I own ‘Schindler’s List’ on DVD but unlike most movies I own, especially ones that appear on this list, I do not watch it very often. In fact, including the time I first went to see it in theaters, I have only watched it a handful of times. It’s just a very difficult, somber movie to endure and I always feel drained after watching it. I actually started emotionally preparing for the viewing yesterday. So alone in my bed, with a box full of Kleenex by my side, I once again revisited ‘Schindler’s List.’

Steven Spielberg is quite a remarkable director and ‘Schindler’s List’ is still, after twenty-seven years, a tremendous piece of art. Everything about this film is gorgeous. It just seems that he along with his cast and crew put every ounce of heart, soul, blood, sweat and tears into the making of this story. It is still horrifying. It is still devastating. It still makes me cry over and over again. That last scene always leaves me sobbing like a child. Any movie about persecution, regardless if it is due to race, color, creed or sexual orientation, angers me. A lot of my tears are angry tears. How can something like the holocaust happen? Then I remember the president (Donald Trump) we currently have in office in the United States and I am quickly reminded. Hate. Ignorance. Intolerance. Thankfully the orange stain will be removed in twenty-nine days.

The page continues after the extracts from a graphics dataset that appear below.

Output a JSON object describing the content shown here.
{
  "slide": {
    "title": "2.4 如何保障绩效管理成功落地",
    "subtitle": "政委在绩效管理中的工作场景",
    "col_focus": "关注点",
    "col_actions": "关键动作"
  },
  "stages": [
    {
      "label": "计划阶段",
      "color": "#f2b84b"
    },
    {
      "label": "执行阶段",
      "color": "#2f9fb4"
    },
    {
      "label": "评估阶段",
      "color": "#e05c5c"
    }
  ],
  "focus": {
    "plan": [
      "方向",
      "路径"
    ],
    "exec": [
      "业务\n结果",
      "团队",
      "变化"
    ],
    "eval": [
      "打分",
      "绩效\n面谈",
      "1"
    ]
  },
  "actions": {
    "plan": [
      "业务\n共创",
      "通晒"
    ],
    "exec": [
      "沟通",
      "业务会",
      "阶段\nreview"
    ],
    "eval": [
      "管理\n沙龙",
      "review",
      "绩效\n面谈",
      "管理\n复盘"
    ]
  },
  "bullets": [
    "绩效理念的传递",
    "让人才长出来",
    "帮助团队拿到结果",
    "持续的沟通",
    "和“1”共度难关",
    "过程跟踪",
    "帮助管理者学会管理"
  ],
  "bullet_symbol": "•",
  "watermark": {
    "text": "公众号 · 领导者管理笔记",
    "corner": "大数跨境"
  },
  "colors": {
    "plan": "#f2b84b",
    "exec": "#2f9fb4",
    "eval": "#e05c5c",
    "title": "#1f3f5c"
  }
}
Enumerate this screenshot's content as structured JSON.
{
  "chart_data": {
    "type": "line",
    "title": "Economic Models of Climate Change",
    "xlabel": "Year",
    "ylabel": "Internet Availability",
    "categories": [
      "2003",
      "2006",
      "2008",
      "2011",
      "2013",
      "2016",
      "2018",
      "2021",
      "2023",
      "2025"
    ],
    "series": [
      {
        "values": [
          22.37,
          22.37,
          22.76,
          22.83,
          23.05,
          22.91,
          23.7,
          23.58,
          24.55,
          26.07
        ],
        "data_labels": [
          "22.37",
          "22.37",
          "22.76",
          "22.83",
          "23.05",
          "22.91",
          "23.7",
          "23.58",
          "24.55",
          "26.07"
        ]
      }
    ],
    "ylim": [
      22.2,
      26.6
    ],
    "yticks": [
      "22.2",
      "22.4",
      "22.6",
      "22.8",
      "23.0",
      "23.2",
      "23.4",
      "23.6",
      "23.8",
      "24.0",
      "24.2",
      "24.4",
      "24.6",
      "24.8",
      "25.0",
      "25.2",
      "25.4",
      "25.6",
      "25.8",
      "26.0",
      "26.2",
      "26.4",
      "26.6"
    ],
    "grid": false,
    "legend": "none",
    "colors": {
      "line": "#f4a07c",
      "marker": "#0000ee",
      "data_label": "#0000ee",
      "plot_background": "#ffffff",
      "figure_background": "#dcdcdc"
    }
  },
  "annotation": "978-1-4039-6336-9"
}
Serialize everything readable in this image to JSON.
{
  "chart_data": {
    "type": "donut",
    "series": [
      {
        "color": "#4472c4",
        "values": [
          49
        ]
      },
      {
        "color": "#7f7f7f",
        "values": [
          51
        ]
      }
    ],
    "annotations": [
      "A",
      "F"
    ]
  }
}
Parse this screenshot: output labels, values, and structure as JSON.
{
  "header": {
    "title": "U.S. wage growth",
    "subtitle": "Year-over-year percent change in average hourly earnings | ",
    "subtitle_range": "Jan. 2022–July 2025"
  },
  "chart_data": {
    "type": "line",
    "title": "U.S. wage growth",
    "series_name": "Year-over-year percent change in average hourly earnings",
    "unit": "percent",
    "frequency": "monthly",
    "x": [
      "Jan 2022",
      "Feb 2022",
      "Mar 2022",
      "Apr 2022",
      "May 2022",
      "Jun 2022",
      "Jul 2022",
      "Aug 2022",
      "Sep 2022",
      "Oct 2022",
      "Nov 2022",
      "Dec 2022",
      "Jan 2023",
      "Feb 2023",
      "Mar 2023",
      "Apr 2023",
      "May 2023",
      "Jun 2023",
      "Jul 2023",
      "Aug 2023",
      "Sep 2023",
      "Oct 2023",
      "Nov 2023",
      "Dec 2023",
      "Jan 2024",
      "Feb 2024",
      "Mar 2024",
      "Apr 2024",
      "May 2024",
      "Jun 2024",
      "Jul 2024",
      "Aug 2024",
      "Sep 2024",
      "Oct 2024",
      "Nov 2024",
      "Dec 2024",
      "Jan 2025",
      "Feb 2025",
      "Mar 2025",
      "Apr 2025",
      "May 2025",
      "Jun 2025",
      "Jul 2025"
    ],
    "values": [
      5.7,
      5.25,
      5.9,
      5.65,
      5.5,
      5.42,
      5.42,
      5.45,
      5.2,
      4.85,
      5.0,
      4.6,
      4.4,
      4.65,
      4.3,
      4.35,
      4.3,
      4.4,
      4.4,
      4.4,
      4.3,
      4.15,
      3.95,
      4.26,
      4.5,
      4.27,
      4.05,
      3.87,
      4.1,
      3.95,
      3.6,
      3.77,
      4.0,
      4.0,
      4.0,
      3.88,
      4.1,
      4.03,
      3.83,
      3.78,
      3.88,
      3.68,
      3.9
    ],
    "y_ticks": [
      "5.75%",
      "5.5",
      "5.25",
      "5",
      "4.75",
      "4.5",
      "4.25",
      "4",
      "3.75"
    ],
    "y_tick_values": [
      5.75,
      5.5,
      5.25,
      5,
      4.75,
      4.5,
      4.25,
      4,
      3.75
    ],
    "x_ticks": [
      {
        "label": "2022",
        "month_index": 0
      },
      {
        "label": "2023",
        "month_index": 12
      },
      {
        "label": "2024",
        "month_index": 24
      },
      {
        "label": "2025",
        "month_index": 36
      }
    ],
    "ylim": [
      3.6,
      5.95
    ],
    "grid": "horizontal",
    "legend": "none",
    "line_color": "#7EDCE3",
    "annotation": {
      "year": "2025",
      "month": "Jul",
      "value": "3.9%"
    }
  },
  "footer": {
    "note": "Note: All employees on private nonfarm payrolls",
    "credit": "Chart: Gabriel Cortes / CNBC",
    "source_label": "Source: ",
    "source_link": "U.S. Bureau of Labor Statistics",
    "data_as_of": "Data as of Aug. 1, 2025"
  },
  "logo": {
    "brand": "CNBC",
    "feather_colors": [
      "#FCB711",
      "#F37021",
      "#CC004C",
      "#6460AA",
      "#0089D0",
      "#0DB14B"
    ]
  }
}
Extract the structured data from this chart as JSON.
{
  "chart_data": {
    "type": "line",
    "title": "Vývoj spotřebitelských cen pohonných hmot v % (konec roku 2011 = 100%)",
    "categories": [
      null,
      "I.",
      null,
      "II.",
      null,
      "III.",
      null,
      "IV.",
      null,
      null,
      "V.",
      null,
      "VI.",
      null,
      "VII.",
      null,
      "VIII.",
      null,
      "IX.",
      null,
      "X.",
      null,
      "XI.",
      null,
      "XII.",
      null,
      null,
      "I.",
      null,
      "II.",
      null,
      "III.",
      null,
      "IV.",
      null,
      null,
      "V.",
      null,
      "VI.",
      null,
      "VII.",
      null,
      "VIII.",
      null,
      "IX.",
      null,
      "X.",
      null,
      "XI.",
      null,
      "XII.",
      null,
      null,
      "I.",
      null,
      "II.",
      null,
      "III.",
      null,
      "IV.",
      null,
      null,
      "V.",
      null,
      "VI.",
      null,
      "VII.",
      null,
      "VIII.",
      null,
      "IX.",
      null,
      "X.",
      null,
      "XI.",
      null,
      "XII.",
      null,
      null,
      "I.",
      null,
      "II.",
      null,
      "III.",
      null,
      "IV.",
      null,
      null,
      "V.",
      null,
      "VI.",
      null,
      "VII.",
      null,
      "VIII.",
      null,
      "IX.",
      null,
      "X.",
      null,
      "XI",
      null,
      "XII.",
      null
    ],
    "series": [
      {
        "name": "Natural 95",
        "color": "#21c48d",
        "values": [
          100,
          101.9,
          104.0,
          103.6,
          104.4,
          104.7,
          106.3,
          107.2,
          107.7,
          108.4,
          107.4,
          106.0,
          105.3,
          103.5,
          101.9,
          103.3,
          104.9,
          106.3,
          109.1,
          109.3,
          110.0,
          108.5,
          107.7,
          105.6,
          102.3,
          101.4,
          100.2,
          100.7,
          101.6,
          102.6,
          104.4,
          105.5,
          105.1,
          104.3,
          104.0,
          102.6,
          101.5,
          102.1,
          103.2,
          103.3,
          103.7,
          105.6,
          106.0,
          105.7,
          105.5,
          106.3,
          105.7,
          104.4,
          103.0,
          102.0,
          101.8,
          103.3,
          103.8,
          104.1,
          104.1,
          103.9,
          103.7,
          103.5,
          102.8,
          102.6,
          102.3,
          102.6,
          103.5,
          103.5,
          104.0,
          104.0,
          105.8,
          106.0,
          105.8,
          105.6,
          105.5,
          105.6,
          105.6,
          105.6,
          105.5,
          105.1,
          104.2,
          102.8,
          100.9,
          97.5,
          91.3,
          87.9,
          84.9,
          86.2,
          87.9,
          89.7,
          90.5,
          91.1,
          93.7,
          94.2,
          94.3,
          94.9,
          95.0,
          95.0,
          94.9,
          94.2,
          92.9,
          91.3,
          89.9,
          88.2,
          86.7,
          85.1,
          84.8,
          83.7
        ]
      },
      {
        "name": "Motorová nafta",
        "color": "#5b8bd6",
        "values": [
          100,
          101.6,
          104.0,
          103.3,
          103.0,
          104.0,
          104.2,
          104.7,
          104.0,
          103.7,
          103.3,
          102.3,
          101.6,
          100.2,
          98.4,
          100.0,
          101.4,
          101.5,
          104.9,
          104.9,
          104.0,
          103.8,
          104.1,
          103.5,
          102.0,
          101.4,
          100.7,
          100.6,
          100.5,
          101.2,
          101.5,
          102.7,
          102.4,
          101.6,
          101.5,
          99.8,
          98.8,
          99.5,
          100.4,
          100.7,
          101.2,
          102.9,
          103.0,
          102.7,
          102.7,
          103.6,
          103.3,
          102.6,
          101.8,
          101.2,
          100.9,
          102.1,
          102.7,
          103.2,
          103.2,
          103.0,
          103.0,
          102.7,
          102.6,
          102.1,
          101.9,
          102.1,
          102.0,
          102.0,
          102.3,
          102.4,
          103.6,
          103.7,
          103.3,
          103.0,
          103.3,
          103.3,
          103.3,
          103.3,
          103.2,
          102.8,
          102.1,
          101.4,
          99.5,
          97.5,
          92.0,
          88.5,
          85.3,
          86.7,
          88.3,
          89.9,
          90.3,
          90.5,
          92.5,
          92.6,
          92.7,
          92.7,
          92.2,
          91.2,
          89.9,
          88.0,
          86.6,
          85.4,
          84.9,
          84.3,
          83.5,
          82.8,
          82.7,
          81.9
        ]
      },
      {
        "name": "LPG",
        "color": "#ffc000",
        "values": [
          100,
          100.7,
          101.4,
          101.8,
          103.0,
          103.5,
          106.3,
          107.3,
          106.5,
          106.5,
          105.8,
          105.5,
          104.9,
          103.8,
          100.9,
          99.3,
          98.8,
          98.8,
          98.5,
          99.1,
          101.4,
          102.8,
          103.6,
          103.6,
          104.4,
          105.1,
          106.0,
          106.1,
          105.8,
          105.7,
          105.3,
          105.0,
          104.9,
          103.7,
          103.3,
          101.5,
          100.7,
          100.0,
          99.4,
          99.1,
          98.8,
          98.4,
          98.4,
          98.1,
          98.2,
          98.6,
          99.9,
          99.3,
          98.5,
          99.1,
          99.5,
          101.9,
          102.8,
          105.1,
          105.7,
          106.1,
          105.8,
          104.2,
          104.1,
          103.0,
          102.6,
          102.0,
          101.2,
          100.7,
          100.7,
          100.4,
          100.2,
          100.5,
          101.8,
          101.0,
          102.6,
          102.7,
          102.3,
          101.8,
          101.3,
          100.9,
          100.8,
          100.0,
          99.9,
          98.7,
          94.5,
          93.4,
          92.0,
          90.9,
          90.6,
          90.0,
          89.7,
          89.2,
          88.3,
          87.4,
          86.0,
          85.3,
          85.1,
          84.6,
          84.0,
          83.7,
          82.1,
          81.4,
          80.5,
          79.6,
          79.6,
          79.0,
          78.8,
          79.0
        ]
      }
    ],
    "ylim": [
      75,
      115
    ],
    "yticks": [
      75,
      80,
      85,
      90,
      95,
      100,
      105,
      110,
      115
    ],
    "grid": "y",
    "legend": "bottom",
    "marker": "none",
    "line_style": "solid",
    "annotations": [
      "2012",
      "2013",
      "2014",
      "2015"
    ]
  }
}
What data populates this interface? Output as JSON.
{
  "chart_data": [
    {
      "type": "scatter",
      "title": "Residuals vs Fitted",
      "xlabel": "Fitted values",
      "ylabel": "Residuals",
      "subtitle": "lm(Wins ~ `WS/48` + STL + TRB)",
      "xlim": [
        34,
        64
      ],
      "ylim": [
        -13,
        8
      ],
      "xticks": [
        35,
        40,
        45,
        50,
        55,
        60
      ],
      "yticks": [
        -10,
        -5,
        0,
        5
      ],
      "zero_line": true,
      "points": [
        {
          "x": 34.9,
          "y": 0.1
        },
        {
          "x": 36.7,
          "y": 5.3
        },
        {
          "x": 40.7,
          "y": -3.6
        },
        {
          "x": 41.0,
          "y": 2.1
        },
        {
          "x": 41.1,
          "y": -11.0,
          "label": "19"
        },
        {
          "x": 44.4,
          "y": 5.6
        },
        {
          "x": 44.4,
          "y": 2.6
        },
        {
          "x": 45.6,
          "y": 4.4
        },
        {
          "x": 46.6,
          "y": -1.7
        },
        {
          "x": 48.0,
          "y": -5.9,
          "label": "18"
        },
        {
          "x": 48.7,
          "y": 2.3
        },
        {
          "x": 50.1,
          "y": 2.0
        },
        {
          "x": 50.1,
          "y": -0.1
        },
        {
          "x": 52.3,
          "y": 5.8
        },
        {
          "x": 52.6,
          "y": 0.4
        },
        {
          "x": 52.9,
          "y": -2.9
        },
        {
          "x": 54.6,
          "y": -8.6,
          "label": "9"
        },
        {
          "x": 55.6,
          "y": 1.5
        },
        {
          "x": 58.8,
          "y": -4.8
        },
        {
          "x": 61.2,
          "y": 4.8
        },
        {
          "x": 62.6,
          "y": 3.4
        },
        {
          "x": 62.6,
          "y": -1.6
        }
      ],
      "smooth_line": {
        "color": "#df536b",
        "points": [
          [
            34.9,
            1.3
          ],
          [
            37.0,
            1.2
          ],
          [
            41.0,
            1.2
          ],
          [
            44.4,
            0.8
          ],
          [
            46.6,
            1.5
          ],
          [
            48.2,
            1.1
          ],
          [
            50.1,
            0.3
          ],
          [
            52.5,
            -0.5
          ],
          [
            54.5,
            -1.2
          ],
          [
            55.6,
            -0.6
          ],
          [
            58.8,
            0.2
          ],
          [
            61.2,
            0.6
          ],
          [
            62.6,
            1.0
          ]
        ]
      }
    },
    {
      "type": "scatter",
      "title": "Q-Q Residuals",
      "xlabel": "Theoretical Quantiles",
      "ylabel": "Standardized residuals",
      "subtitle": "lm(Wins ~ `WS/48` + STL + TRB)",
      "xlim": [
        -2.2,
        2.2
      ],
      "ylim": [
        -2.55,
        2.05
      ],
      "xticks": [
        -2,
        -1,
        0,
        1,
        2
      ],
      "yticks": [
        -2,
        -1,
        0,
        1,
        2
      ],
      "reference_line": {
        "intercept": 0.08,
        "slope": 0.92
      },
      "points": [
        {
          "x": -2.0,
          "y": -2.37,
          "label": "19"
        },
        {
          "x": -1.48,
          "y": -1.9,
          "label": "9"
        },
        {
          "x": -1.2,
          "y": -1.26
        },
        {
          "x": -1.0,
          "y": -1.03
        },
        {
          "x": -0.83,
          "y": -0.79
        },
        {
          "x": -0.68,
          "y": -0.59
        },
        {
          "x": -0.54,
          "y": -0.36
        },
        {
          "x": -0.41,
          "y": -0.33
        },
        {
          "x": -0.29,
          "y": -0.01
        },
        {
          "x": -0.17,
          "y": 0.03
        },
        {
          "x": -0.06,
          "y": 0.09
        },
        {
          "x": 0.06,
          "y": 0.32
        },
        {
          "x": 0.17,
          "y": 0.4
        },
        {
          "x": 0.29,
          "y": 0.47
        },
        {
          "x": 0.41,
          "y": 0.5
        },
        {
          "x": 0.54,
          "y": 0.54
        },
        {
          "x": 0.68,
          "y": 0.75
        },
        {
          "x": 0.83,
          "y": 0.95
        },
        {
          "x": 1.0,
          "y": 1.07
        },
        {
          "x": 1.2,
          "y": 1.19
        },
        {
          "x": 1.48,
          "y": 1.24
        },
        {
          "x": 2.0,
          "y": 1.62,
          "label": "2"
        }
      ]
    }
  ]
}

There is one moment in ‘Schindler’s List’ that always kind of bothered me. Well, there are many, many scenes in this movie that bother me, but this one is in regards to artistry and not the horrific realities of the holocaust. Late in the film, a group of women are led into a room for showers. What made this an intense scene was the viewer doesn’t know if it was really a gas chamber or a shower. For one split second there is a shot of a woman taking off her clothing over her head revealing her breasts. I am not disturbed by her breasts, as there is plenty of justified nudity in the movie, both male and female, but by the way it was photographed. It is almost shown in a seductive, sexual manner. Maybe it’s just my interpretation but I always notice it and it always slightly takes me away from the film.

‘Schindler’s List’ is Steven Spielberg’s dramatic cinematic masterpiece. That is saying quite a lot when one looks at his impressive filmography. He has been behind the camera in some way, shape or form for countless blockbusters over the last fifty years. This is his seventh film that he directed on my list of most influential and favorite movies of all time (see 234. Saving Private Ryan169. Close Encounters of the Third Kind83. The Goonies61. E. T. the Extra-terrestrial52. Jurassic Park and 18. Raiders of the Lost Ark for the other six). With two more to go (7. The Color Purple and 4. Jaws) and an astounding three films in my top ten, he is by far my favorite contemporary director.